Tuesday, January 10, 2012

The Writing Book Dilemma

            More than forty years ago I bought my first how-to book on writing. I can’t remember the title now--I’ve long since donated it, but I do remember reading it cover to cover and marking passages I wanted to remember and work on in my writing. I was 19 years old then and struggling to earn enough money to get back into college to finish my final two years and get a degree in journalism. I was living in the YWCA in Colorado Springs and staying in a tiny room right off the basketball court working as a clerk typist and dreaming of the day I might become a writer of fiction or non-fiction.
            Buying any book was a major investment back then since I was trying to save money. Lunch was a 20 cent hotdog and dinner every night was a ten cent can of soup (yes, soup only cost ten cents!) but I did try to budget for buying books. Most of the time, I got all my reading material from the local public library, but I sprung for the three dollars to buy that writing book.
            It began a trend for me. Ever since then, I am always on the look-out for new books on writing. My circumstances improved and now I find myself with whole bookcases of books on writing. That little old book of mine would definitely get lost in there. But it did get me started. Back in those old days I spent most of my evenings reading my writing book doing the exercises or just writing stories into a ringed binder. Every time I buy a new book on writing I think I’m going to get all the way through it and even try some of the exercises. I don’t, but I find that I do manage to learn something new or try something different as a result of almost every book I buy.
            This year I’m resolving once again to clear out some of my book shelves and I started looking through some of those writing books. Which to get rid of? Which to keep? Wow, what a dilemma! Well, it’s going to be a slow process because I know there are hidden gems in almost all those books. I’m going to start looking through them and seeing what they have to offer and blog about what I find in some of them.
            I’m going to start with what is closest to me--the books on my desk. I always keep several books on my desk next to my computer in case I need them. Do you keep reference books by your computer? Yes, we can always look things up online, but it’s comforting not to have to leave my WIP page to get a quick answer.
            During all those years writing TV news, I always kept an AP Stylebook handy and I still have it there. It’s great for looking up things quickly like numerical use or street numbers. I also have a Chicago Manual of Style but it’s kept back on the bookcase for weightier issues. AP is great for quick, easy questions--everything from what a baseball box score looks like to whether or not to put a hyphen in hanky-panky to what a hedge fund is.
            I also keep a Grammar Desk Reference from Writer’s Digest nearby too. I like its simplicity. It’s divided into four parts, including grammar usage, rules, and punctuation and you can find can easily find the answers to any grammar problems fairly quickly. I like using it because it allows me to look for answers while keeping my current work up on my computer screen. It’s good to go through sometimes too, just to get a refresher in things like the use of dangling modifiers or proper pronoun agreement. The authors use actual mistakes in newspapers and magazines to show improper usage, just as a way of letting us all know that mistakes often make it into print.
            When I’m editing I need Browne and King’s Self Editing for Fiction Writers close at hand, though I always keep it nearby. The book is well worth reading and the checklists at the end of each chapter are wonderful to go through while you are editing. I still find myself referring back to it when I have questions about my writing.
            What about your favorite writing books? Anything that you keep on your desk or can’t do without? I’d love to hear about it.  If you leave a comment, you get entered in a chance to win one of my favorite writing books--Ten Steps to Creating Memorable Characters. (okay, yes, it’s the book I co-authored)

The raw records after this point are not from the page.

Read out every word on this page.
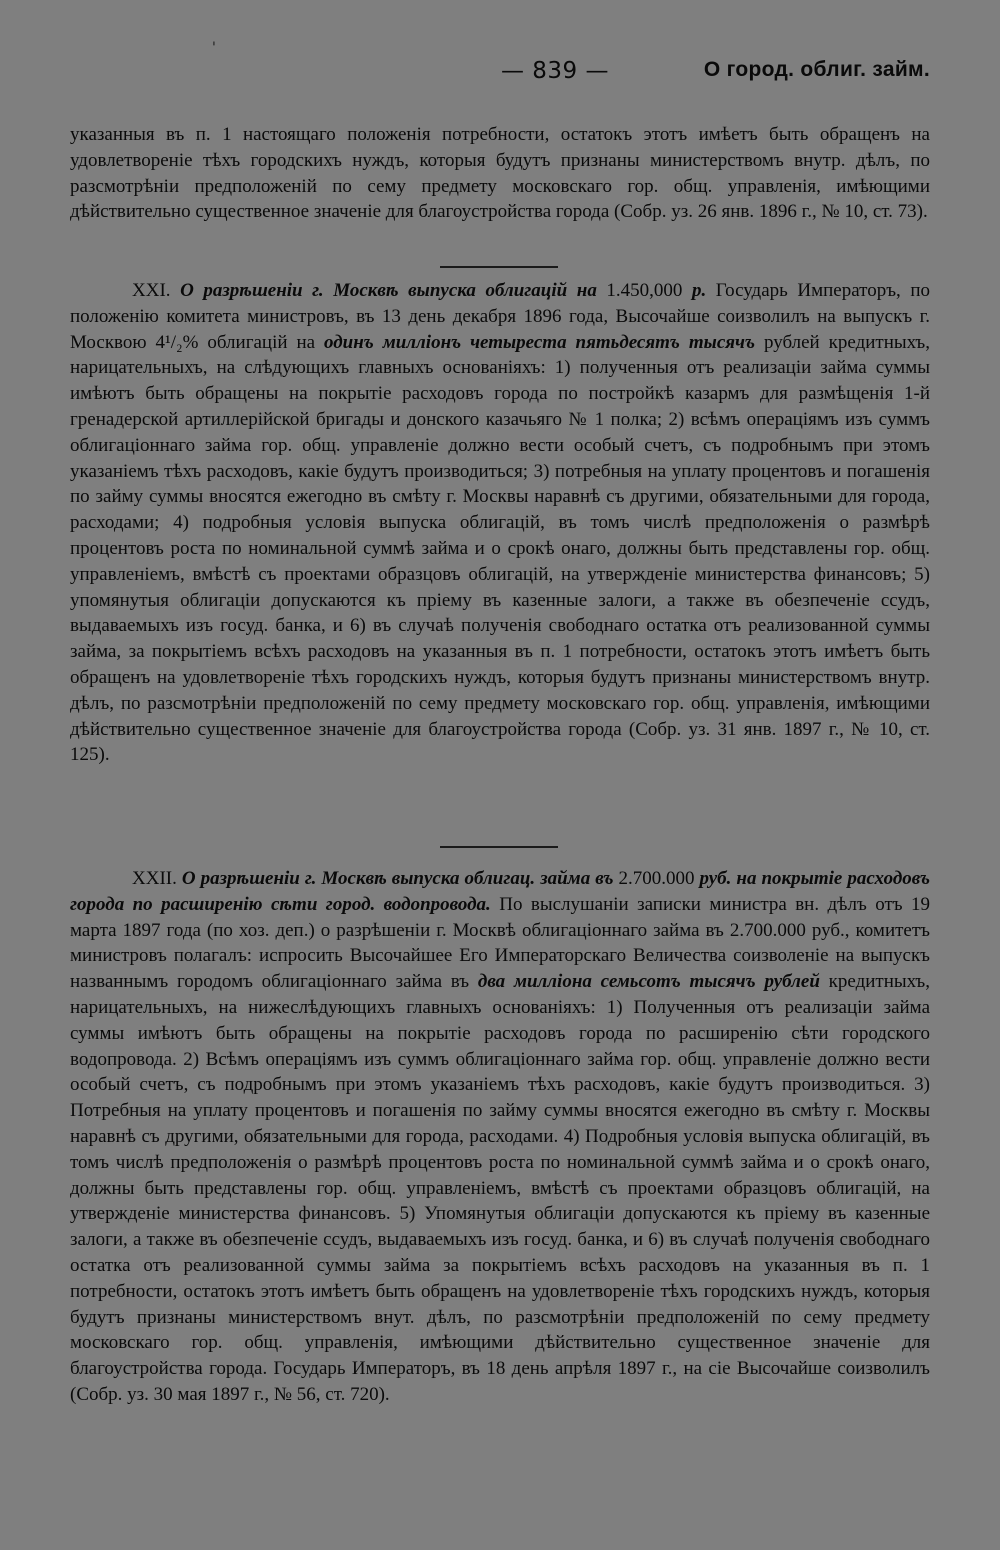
'
— 839 —	О город. облиг. займ.

указанныя въ п. 1 настоящаго положенія потребности, остатокъ этотъ имѣетъ быть обращенъ на удовлетвореніе тѣхъ городскихъ нуждъ, которыя будутъ признаны министерствомъ внутр. дѣлъ, по разсмотрѣніи предположеній по сему предмету московскаго гор. общ. управленія, имѣющими дѣйствительно существенное значеніе для благоустройства города (Собр. уз. 26 янв. 1896 г., № 10, ст. 73).

XXI. О разрѣшеніи г. Москвѣ выпуска облигацій на 1.450,000 р. Государь Императоръ, по положенію комитета министровъ, въ 13 день декабря 1896 года, Высочайше соизволилъ на выпускъ г. Москвою 4¹/₂% облигацій на одинъ милліонъ четыреста пятьдесятъ тысячъ рублей кредитныхъ, нарицательныхъ, на слѣдующихъ главныхъ основаніяхъ: 1) полученныя отъ реализаціи займа суммы имѣютъ быть обращены на покрытіе расходовъ города по постройкѣ казармъ для размѣщенія 1-й гренадерской артиллерійской бригады и донского казачьяго № 1 полка; 2) всѣмъ операціямъ изъ суммъ облигаціоннаго займа гор. общ. управленіе должно вести особый счетъ, съ подробнымъ при этомъ указаніемъ тѣхъ расходовъ, какіе будутъ производиться; 3) потребныя на уплату процентовъ и погашенія по займу суммы вносятся ежегодно въ смѣту г. Москвы наравнѣ съ другими, обязательными для города, расходами; 4) подробныя условія выпуска облигацій, въ томъ числѣ предположенія о размѣрѣ процентовъ роста по номинальной суммѣ займа и о срокѣ онаго, должны быть представлены гор. общ. управленіемъ, вмѣстѣ съ проектами образцовъ облигацій, на утвержденіе министерства финансовъ; 5) упомянутыя облигаціи допускаются къ пріему въ казенные залоги, а также въ обезпеченіе ссудъ, выдаваемыхъ изъ госуд. банка, и 6) въ случаѣ полученія свободнаго остатка отъ реализованной суммы займа, за покрытіемъ всѣхъ расходовъ на указанныя въ п. 1 потребности, остатокъ этотъ имѣетъ быть обращенъ на удовлетвореніе тѣхъ городскихъ нуждъ, которыя будутъ признаны министерствомъ внутр. дѣлъ, по разсмотрѣніи предположеній по сему предмету московскаго гор. общ. управленія, имѣющими дѣйствительно существенное значеніе для благоустройства города (Собр. уз. 31 янв. 1897 г., № 10, ст. 125).

XXII. О разрѣшеніи г. Москвѣ выпуска облигац. займа въ 2.700.000 руб. на покрытіе расходовъ города по расширенію сѣти город. водопровода. По выслушаніи записки министра вн. дѣлъ отъ 19 марта 1897 года (по хоз. деп.) о разрѣшеніи г. Москвѣ облигаціоннаго займа въ 2.700.000 руб., комитетъ министровъ полагалъ: испросить Высочайшее Его Императорскаго Величества соизволеніе на выпускъ названнымъ городомъ облигаціоннаго займа въ два милліона семьсотъ тысячъ рублей кредитныхъ, нарицательныхъ, на нижеслѣдующихъ главныхъ основаніяхъ: 1) Полученныя отъ реализаціи займа суммы имѣютъ быть обращены на покрытіе расходовъ города по расширенію сѣти городского водопровода. 2) Всѣмъ операціямъ изъ суммъ облигаціоннаго займа гор. общ. управленіе должно вести особый счетъ, съ подробнымъ при этомъ указаніемъ тѣхъ расходовъ, какіе будутъ производиться. 3) Потребныя на уплату процентовъ и погашенія по займу суммы вносятся ежегодно въ смѣту г. Москвы наравнѣ съ другими, обязательными для города, расходами. 4) Подробныя условія выпуска облигацій, въ томъ числѣ предположенія о размѣрѣ процентовъ роста по номинальной суммѣ займа и о срокѣ онаго, должны быть представлены гор. общ. управленіемъ, вмѣстѣ съ проектами образцовъ облигацій, на утвержденіе министерства финансовъ. 5) Упомянутыя облигаціи допускаются къ пріему въ казенные залоги, а также въ обезпеченіе ссудъ, выдаваемыхъ изъ госуд. банка, и 6) въ случаѣ полученія свободнаго остатка отъ реализованной суммы займа за покрытіемъ всѣхъ расходовъ на указанныя въ п. 1 потребности, остатокъ этотъ имѣетъ быть обращенъ на удовлетвореніе тѣхъ городскихъ нуждъ, которыя будутъ признаны министерствомъ внут. дѣлъ, по разсмотрѣніи предположеній по сему предмету московскаго гор. общ. управленія, имѣющими дѣйствительно существенное значеніе для благоустройства города. Государь Императоръ, въ 18 день апрѣля 1897 г., на сіе Высочайше соизволилъ (Собр. уз. 30 мая 1897 г., № 56, ст. 720).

  1. Great post, Becky! I'm like you, I grab up every writing book I can find - and I'm not actively writing. I just think it's important to keep tabs on what might work for others. I think my all time favorite is one by British author John Braine entitled "On Writing" because it gave the implicit instructions that writing should be no less important than eating, sleeping or breathing. I also love everything by Natalie Goldberg. "Writing Down the Bones" was eye opening and lovely. Finally, I still have my "go-to" Strunk and White and four different dictionaries and a favorite thesaurus that was given to me by my first executive editor. The dedication inside reads, "Make word choices of such colorful nature that readers may taste the hues of sunrise."

  2. Terrie
    Thanks for the comment and thanks for letting me know about Natalie Goldberg. I'm going to check out her books. After you mentioned Strunk and White, I realized, yes, it's here right here tucked in between my AP Style Guide and my self editing book.

  3. Hi Becky
    I too am a writing book collector. Natalie Goldberg is awesome, so is anything by James Scott Bell and Donald Maass. Just bought the newest edition of Plotto by William Wallace Cook. Now just to have the time to read them and time to write.

  4. Kendra
    I love Donald Maass too. I've been to a couple of his short workshops and I recommend them to everyone. He can really help writers to get the most out of a scene. You've made me curious about Plotto though I may have to hold off getting it just yet because I just got a couple of new plotting books.